We choose `bert-base-uncased` and default to `cls` pooling. 


In [10]:
model_name = 'bert-base-uncased'
pooling_strategy = 'cls'  # or 'mean'

# Initialize tokenizer and model
tokenizer = AutoTokenizer.from_pretrained(model_name)
model = SentenceTransformerModel(model_name=model_name, pooling=pooling_strategy)




# 4. Prepare Sample Sentences

We’ll encode these three example sentences and inspect their embeddings.


In [11]:
sentences = [
    "The cat sat on the mat.",
    "Artificial intelligence is transforming the world.",
    "I love machine learning!"
]

# 5. Tokenize Sentences

The tokenizer handles padding and truncation so that all inputs share the same shape.


In [12]:
encoded = tokenizer(
    sentences,
    padding=True,        # Pad to longest in batch
    truncation=True,     # Truncate to model’s max length
    return_tensors='pt'  # Return PyTorch tensors
)


# 6. Generate Embeddings

We run a forward pass under `torch.no_grad()` to disable gradient computation.


In [13]:
model.eval()  # Set model to evaluation mode

with torch.no_grad():
    embeddings = model(
        input_ids=encoded['input_ids'],
        attention_mask=encoded['attention_mask']
    )


# 7. Inspect the Embeddings

We print the raw tensor and its shape.


In [14]:
print("Fixed-length sentence embeddings (one per sentence):")
print(embeddings)
print("\nEmbeddings shape:", embeddings.shape)
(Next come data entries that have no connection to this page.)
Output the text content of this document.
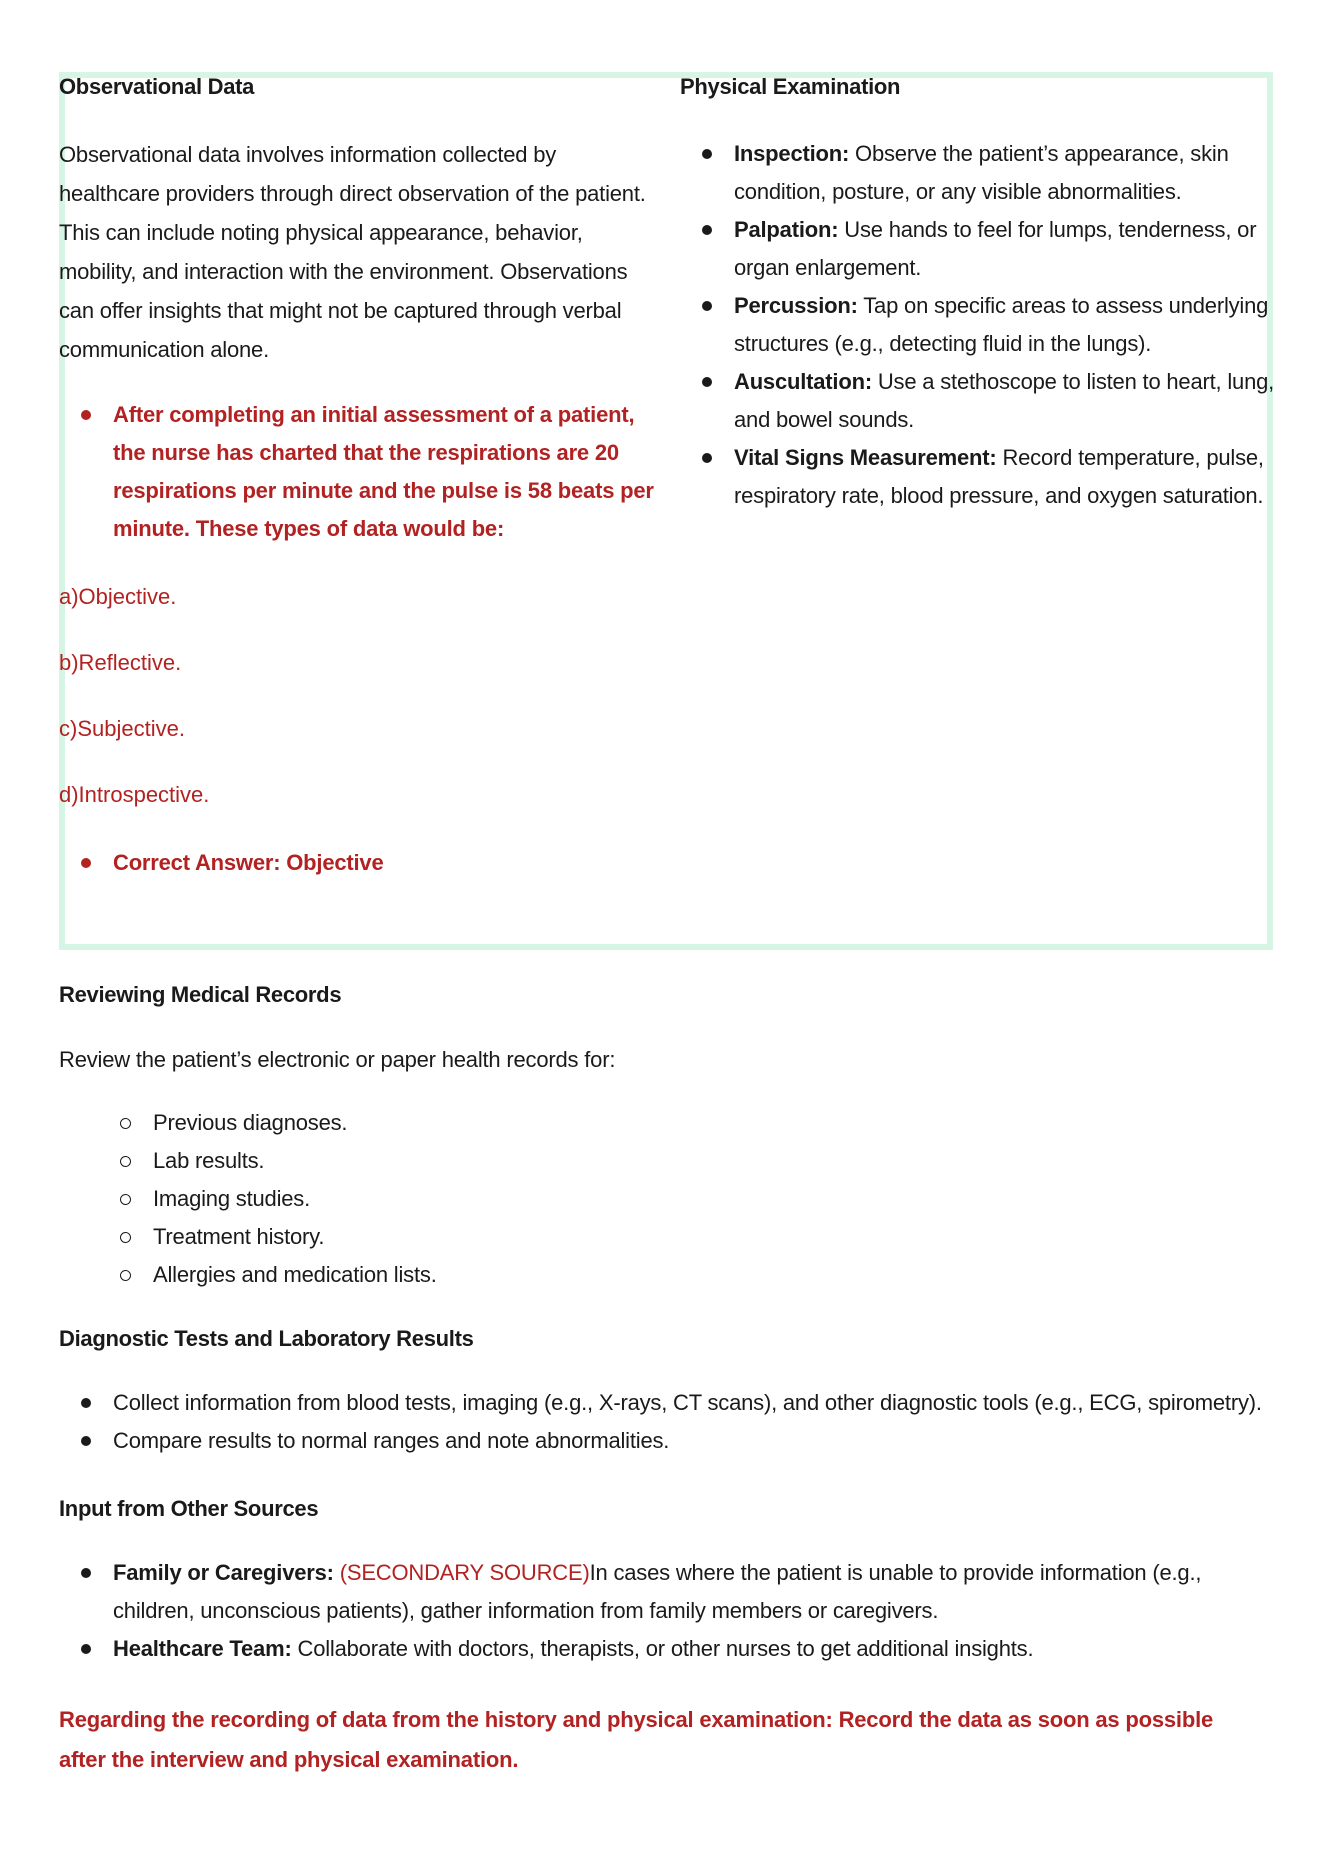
Observational Data

Observational data involves information collected by healthcare providers through direct observation of the patient. This can include noting physical appearance, behavior, mobility, and interaction with the environment. Observations can offer insights that might not be captured through verbal communication alone.

After completing an initial assessment of a patient, the nurse has charted that the respirations are 20 respirations per minute and the pulse is 58 beats per minute. These types of data would be:

a)Objective.

b)Reflective.

c)Subjective.

d)Introspective.

Correct Answer: Objective

Physical Examination

Inspection: Observe the patient’s appearance, skin condition, posture, or any visible abnormalities.
Palpation: Use hands to feel for lumps, tenderness, or organ enlargement.
Percussion: Tap on specific areas to assess underlying structures (e.g., detecting fluid in the lungs).
Auscultation: Use a stethoscope to listen to heart, lung, and bowel sounds.
Vital Signs Measurement: Record temperature, pulse, respiratory rate, blood pressure, and oxygen saturation.

Reviewing Medical Records

Review the patient’s electronic or paper health records for:

Previous diagnoses.
Lab results.
Imaging studies.
Treatment history.
Allergies and medication lists.

Diagnostic Tests and Laboratory Results

Collect information from blood tests, imaging (e.g., X-rays, CT scans), and other diagnostic tools (e.g., ECG, spirometry).
Compare results to normal ranges and note abnormalities.

Input from Other Sources

Family or Caregivers: (SECONDARY SOURCE)In cases where the patient is unable to provide information (e.g., children, unconscious patients), gather information from family members or caregivers.
Healthcare Team: Collaborate with doctors, therapists, or other nurses to get additional insights.

Regarding the recording of data from the history and physical examination: Record the data as soon as possible after the interview and physical examination.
Fixed-length sentence embeddings (one per sentence):
tensor([[-0.3642, -0.0531, -0.3673,  ..., -0.3797,  0.5818,  0.4386],
        [-0.0397,  0.1847,  0.0180,  ..., -0.5428,  0.3945,  0.3015],
        [ 0.2184,  0.2637,  0.0406,  ..., -0.2125,  0.1841,  0.3618]])

Embeddings shape: torch.Size([3, 768])


# 8. Convert to NumPy & Show Sample Values

For downstream tasks or visualization, you might convert to NumPy.


In [15]:
embeddings_np = embeddings.cpu().numpy()

for idx, sentence in enumerate(sentences):
    print(f"\nSentence: \"{sentence}\"")
    # Display first 8 dimensions as a quick sanity check
    print(f"Embedding (first 8 values): {embeddings_np[idx][:8]} ...")
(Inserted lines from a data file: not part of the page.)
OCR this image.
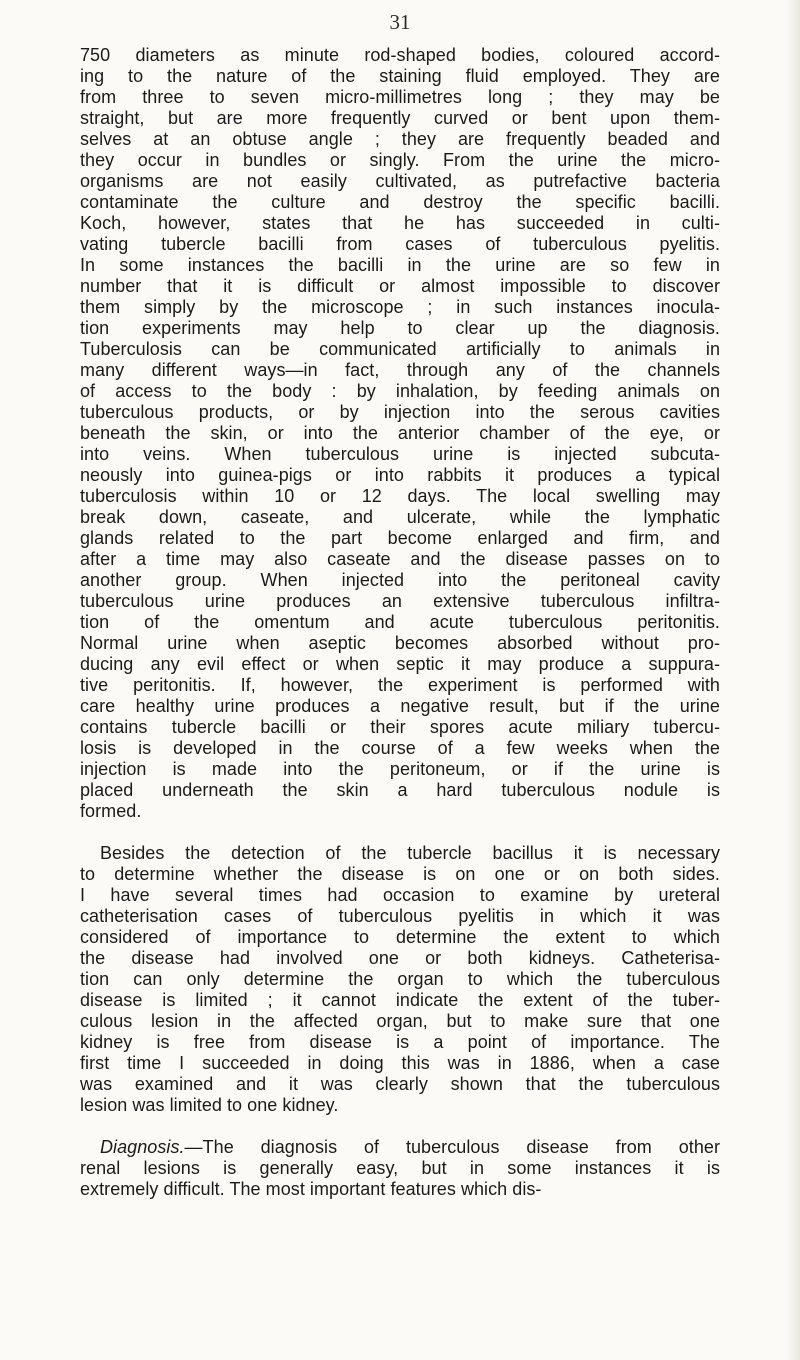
31
750 diameters as minute rod-shaped bodies, coloured accord-
ing to the nature of the staining fluid employed. They are
from three to seven micro-millimetres long ; they may be
straight, but are more frequently curved or bent upon them-
selves at an obtuse angle ; they are frequently beaded and
they occur in bundles or singly. From the urine the micro-
organisms are not easily cultivated, as putrefactive bacteria
contaminate the culture and destroy the specific bacilli.
Koch, however, states that he has succeeded in culti-
vating tubercle bacilli from cases of tuberculous pyelitis.
In some instances the bacilli in the urine are so few in
number that it is difficult or almost impossible to discover
them simply by the microscope ; in such instances inocula-
tion experiments may help to clear up the diagnosis.
Tuberculosis can be communicated artificially to animals in
many different ways—in fact, through any of the channels
of access to the body : by inhalation, by feeding animals on
tuberculous products, or by injection into the serous cavities
beneath the skin, or into the anterior chamber of the eye, or
into veins. When tuberculous urine is injected subcuta-
neously into guinea-pigs or into rabbits it produces a typical
tuberculosis within 10 or 12 days. The local swelling may
break down, caseate, and ulcerate, while the lymphatic
glands related to the part become enlarged and firm, and
after a time may also caseate and the disease passes on to
another group. When injected into the peritoneal cavity
tuberculous urine produces an extensive tuberculous infiltra-
tion of the omentum and acute tuberculous peritonitis.
Normal urine when aseptic becomes absorbed without pro-
ducing any evil effect or when septic it may produce a suppura-
tive peritonitis. If, however, the experiment is performed with
care healthy urine produces a negative result, but if the urine
contains tubercle bacilli or their spores acute miliary tubercu-
losis is developed in the course of a few weeks when the
injection is made into the peritoneum, or if the urine is
placed underneath the skin a hard tuberculous nodule is
formed.
Besides the detection of the tubercle bacillus it is necessary
to determine whether the disease is on one or on both sides.
I have several times had occasion to examine by ureteral
catheterisation cases of tuberculous pyelitis in which it was
considered of importance to determine the extent to which
the disease had involved one or both kidneys. Catheterisa-
tion can only determine the organ to which the tuberculous
disease is limited ; it cannot indicate the extent of the tuber-
culous lesion in the affected organ, but to make sure that one
kidney is free from disease is a point of importance. The
first time I succeeded in doing this was in 1886, when a case
was examined and it was clearly shown that the tuberculous
lesion was limited to one kidney.
Diagnosis.—The diagnosis of tuberculous disease from other
renal lesions is generally easy, but in some instances it is
extremely difficult. The most important features which dis-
Sentence: "The cat sat on the mat."
Embedding (first 8 values): [-0.36422354 -0.05305347 -0.36732256 -0.02967383 -0.46078447 -0.1010612
  0.01669887  0.5957765 ] ...

Sentence: "Artificial intelligence is transforming the world."
Embedding (first 8 values): [-0.03967224  0.18470013  0.01796044 -0.06997652 -0.3907642  -0.6572221
  0.8504888   1.0212841 ] ...

Sentence: "I love machine learning!"
Embedding (first 8 values): [ 0.2184243   0.26371536  0.04059215 -0.11266454 -0.32512203 -0.5171517
  0.30736122  0.7386393 ] ...


# Design Choices Explanation

1. **Transformer Backbone**  
   We chose `bert-base-uncased` for its reliable performance and easy accessibility.

2. **Pooling Strategy**  
   - **CLS pooling** (default) uses the dedicated [CLS] token embedding.  
   - **Mean pooling** averages non-padded token embeddings for potentially smoother representations.

3. **Tokenization**  
   The Hugging Face tokenizer ensures correct token IDs, padding, and truncation in line with the pretrained model’s expectations.
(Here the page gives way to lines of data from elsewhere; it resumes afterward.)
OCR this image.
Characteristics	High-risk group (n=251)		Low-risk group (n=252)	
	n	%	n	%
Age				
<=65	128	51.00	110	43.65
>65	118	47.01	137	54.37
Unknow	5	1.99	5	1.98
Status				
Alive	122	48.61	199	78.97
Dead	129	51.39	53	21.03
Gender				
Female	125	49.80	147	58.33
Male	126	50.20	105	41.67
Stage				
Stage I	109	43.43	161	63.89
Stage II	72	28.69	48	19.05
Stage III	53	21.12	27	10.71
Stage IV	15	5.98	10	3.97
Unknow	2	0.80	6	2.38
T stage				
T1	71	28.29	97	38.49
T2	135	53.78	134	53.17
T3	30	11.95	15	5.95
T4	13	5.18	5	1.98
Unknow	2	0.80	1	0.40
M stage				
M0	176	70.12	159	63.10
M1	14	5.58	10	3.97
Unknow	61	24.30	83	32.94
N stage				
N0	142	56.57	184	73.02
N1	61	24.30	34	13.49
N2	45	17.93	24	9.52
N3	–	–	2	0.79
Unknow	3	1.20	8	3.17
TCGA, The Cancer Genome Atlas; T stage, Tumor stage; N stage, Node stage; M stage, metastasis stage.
4. **Architectural Simplicity**  
   No additional projection or normalization layers are added, preserving raw model outputs for pure embedding extraction. Adaptation layers could be added later if needed.

5. **Batching & Padding**  
   Built-in support for batching makes it easy to process multiple sentences at once without manual padding logic.